Is the method by which an infectious agent passes from a source to the host. There are two general modes of disease transmission: direct and indirect. Direct transmission occurs through direct physical contact or direct person-to-person contact, such as touching with contaminated hands, kissing, or sexual intercourse. Vertical transmission—that is, the passage of the microorganism from mother to child—is considered a form of direct transmission.
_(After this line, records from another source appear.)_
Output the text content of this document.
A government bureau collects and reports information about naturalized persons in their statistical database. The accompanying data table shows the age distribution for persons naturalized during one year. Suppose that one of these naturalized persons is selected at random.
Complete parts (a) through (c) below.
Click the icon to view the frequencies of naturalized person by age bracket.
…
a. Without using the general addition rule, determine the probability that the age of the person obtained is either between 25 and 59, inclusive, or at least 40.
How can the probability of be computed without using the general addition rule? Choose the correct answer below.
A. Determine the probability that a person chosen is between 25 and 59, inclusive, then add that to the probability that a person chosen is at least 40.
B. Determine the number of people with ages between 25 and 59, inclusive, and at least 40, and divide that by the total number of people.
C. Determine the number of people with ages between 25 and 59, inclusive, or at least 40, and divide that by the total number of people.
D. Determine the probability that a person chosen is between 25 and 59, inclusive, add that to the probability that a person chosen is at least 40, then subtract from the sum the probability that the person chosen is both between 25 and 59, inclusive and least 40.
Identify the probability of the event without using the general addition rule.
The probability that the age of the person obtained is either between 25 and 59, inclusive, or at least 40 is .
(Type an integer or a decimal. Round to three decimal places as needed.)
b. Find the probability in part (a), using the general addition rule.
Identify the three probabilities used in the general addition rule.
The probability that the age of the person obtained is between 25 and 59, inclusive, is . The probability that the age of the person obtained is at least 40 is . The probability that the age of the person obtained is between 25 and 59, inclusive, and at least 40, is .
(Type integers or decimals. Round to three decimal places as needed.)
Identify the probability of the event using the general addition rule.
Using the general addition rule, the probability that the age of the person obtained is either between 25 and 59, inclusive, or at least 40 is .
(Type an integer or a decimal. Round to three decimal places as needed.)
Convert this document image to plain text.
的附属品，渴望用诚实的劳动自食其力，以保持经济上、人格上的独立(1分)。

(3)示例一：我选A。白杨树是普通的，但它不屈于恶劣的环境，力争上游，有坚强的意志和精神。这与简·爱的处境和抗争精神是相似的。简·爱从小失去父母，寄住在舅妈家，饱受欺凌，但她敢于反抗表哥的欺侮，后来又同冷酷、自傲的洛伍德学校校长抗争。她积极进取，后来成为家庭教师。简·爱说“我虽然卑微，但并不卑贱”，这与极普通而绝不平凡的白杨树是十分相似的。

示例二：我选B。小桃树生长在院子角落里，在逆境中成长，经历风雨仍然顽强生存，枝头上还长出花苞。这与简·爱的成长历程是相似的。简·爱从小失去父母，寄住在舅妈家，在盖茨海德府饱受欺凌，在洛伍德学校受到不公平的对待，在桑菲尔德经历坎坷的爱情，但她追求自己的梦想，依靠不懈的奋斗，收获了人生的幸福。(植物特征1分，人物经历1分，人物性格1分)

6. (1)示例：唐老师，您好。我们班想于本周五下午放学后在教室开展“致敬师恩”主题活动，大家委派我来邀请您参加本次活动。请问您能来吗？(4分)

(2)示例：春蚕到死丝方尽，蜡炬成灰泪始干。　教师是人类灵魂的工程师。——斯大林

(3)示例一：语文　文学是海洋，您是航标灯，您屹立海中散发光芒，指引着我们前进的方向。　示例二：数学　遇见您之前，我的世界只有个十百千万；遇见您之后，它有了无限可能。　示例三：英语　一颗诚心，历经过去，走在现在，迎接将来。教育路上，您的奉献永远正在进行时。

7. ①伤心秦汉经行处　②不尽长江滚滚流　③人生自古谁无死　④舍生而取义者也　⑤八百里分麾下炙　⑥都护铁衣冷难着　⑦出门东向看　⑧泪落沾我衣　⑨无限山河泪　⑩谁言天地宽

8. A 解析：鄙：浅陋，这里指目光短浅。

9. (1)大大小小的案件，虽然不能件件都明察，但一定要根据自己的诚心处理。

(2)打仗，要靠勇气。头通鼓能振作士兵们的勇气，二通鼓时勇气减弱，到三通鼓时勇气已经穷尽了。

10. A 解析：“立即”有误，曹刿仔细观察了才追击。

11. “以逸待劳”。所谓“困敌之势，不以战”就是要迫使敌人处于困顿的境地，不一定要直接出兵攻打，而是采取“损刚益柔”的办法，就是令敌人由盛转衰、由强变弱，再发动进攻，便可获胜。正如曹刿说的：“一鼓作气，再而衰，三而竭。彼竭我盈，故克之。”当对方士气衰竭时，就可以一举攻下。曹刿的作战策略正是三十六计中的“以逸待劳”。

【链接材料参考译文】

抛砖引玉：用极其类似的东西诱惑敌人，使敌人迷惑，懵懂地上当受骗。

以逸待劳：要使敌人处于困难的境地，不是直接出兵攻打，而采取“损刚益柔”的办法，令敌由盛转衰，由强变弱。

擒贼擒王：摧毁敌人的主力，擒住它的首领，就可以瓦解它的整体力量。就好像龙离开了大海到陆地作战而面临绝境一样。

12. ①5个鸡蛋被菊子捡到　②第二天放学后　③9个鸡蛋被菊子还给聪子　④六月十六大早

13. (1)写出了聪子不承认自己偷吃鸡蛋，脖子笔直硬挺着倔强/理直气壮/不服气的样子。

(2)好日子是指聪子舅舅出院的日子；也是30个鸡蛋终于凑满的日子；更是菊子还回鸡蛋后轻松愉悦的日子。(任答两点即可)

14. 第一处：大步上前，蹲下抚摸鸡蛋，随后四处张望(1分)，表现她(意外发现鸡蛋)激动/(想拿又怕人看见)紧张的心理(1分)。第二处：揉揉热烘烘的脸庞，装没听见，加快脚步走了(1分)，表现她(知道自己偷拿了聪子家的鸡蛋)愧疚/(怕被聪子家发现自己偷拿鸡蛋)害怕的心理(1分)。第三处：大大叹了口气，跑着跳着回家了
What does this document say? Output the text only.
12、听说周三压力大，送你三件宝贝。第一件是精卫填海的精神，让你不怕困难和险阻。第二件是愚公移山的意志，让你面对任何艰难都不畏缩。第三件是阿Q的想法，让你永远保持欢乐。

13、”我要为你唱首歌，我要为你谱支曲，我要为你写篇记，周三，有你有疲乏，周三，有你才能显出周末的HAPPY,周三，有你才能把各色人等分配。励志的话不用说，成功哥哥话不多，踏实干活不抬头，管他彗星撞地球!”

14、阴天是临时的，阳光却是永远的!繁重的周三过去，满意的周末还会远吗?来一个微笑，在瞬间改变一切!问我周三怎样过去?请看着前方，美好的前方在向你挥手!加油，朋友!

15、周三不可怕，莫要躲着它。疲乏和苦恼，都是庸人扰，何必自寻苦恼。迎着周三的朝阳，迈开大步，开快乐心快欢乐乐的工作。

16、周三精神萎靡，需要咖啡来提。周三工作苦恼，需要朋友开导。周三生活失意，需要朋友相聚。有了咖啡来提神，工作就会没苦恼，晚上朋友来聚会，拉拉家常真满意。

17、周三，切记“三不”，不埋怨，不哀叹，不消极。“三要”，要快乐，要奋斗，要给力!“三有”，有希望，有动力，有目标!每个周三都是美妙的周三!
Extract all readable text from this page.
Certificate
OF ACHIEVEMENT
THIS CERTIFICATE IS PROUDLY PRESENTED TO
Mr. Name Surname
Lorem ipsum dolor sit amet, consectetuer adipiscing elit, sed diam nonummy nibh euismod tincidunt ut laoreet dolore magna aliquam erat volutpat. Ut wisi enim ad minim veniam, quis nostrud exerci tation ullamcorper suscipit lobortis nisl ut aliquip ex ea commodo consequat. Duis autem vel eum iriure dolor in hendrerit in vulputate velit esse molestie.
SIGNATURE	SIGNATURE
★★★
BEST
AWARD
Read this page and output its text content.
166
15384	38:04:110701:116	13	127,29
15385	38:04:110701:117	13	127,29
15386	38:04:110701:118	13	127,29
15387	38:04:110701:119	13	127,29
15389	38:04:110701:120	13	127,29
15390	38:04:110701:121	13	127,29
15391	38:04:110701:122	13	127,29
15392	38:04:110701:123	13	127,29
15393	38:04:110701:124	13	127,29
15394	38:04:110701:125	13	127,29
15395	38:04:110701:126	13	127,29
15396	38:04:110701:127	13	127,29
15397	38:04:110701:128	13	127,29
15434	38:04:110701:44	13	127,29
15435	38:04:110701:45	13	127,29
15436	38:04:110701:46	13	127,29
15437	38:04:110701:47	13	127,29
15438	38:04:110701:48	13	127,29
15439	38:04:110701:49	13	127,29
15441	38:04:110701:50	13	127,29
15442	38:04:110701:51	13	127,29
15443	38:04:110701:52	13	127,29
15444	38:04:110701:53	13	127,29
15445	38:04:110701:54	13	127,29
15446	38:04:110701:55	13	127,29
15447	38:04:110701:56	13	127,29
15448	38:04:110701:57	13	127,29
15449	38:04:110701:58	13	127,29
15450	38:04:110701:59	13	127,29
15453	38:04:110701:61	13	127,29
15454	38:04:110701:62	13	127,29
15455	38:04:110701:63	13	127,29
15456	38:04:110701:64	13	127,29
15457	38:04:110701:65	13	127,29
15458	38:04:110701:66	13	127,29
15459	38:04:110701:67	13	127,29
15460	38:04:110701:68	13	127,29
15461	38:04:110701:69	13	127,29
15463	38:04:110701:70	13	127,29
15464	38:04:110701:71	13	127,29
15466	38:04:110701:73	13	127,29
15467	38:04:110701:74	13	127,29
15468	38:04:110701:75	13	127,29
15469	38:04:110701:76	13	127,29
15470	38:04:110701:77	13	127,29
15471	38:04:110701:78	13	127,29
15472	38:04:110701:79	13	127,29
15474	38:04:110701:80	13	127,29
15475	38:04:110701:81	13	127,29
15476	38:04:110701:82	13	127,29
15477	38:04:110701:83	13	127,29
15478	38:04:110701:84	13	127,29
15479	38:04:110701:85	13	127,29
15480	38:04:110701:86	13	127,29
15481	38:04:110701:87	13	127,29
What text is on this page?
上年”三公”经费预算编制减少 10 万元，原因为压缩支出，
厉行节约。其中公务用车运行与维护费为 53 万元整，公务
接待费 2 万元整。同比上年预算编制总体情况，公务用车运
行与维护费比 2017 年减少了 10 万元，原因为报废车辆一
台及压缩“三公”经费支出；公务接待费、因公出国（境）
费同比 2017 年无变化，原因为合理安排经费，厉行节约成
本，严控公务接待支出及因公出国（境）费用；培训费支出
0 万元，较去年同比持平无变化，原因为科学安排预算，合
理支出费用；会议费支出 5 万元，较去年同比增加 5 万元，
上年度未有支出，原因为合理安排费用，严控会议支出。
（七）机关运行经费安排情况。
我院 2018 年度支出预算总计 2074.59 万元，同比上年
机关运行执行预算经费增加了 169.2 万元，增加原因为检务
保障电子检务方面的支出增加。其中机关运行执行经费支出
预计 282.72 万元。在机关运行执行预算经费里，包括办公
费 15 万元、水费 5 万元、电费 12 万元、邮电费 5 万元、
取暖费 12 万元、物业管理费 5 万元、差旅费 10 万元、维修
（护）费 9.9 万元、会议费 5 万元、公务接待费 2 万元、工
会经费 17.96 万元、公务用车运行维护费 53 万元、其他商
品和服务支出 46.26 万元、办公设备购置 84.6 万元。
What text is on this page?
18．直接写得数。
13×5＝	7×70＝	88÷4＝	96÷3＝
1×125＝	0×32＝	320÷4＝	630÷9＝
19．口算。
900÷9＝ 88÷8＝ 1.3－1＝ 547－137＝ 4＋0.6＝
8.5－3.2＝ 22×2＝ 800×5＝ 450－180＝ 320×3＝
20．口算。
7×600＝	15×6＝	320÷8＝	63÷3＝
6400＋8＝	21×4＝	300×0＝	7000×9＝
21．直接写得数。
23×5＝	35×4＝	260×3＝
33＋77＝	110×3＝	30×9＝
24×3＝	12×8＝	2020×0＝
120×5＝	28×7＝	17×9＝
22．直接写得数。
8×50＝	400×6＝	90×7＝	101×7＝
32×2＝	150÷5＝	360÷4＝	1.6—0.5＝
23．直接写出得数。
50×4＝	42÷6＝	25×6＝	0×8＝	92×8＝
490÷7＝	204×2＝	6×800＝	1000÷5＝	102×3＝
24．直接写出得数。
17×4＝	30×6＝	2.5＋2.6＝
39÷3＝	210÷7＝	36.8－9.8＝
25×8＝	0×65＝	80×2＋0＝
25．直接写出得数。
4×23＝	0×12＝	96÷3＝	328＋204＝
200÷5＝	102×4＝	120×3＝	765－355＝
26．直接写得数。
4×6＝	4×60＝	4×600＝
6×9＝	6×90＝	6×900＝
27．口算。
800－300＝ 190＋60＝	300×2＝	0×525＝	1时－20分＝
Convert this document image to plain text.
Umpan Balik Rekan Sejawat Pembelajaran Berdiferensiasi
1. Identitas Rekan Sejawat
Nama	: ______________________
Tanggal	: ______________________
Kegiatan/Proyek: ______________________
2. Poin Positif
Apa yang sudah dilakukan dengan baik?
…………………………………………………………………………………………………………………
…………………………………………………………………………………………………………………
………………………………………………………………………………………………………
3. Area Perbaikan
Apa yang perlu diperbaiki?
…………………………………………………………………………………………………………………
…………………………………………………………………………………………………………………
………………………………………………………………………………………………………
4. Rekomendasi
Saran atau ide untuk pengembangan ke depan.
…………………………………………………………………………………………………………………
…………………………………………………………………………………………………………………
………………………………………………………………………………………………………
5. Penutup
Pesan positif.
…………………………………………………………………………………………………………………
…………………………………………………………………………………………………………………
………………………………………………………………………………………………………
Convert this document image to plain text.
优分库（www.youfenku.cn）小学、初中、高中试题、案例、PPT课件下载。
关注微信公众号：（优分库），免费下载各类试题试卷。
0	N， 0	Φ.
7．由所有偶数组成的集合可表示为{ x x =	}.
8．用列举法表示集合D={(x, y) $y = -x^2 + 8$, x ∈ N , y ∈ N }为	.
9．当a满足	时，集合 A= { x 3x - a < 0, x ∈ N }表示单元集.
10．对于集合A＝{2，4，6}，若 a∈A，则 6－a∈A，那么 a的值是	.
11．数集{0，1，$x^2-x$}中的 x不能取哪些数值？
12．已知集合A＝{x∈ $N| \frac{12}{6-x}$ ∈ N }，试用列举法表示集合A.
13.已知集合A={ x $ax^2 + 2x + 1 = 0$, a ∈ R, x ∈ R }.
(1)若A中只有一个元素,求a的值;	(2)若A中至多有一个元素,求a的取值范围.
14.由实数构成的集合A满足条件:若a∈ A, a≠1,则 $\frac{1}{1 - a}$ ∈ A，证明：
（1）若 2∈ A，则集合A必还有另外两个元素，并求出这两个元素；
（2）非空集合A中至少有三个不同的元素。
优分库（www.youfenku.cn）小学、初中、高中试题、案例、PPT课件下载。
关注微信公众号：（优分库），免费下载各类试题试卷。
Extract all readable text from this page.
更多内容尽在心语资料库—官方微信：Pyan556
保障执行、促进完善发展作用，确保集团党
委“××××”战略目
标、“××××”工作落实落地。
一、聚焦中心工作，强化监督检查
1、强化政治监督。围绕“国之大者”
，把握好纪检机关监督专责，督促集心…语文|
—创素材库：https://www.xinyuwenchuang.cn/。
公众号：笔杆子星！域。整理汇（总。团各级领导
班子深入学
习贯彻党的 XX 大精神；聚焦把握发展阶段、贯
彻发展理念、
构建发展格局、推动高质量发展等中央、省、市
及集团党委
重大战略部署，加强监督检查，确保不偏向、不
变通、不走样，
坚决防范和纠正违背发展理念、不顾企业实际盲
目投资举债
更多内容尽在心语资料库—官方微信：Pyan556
Indirect transmission occurs when agents are transferred or carried by an intermediate source: vehicles, fomites, or vectors. Indirect transmission may be airborne (via droplets or dust particles), waterborne, vehicleborne, foodborne, or vectorborne. Airborne transmission occurs when a person sneezes, coughs, or talks, spraying microscopic pathogen-carrying droplets into the air that can be breathed in by nearby susceptible hosts (as occurs for the transmission of the influenza virus). Airborne transmission also occurs when droplets are carried through a building by heating or air-conditioning ducts, or are spread by fans throughout a building or complex of buildings (as occurred for Legionnaire’s disease). Waterborne transmission occurs when a pathogen is present in drinking water, swimming pools, streams, or lakes used for swimming (as in the examples of cholera and shigellosis). Vehicleborne transmission relates to fomites, such as eating utensils, clothing, washing items, combs, shared drinking bottles, and so on. Foodborne illness is transmitted by ingestion of contaminated food or drink. This type of transmission may be active if the organisms replicate while in the vehicle (such as salmonellae in food), or passive if the organisms are passively carried by the vehicle, as in the example of the hepatitis A virus in food. Some vectorborne disease transmission processes are simple mechanical processes, as when the pathogen uses a host (e.g., fly, flea, or rat) as a mechanism for a ride, for nourishment, or as a physical transfer process in order to spread. This is called mechanical transmission. When the pathogen undergoes changes as part of its life cycle within the host/vector and before being transmitted to the new host, it is called biologic transmission. An example of biologic transmission is that of the Plasmodium protozoan that completes its sexual development cycle in the female Anopheles mosquito.
Prevention And Control
Infectious diseases can be prevented or controlled at a variety of points, depending on the infectious cycle for the particular disease. Direct person-toperson transmission may be inhibited by proper hygiene and sanitary conditions as well as education. Vectorborne diseases may be prevented by control measures that either kill the vector or prevent its contact with humans. Infection by a pathogen or development of a pathogen within a host may be prevented by vaccination. Finally, drugs may be used to prevent infection or suppress the disease process.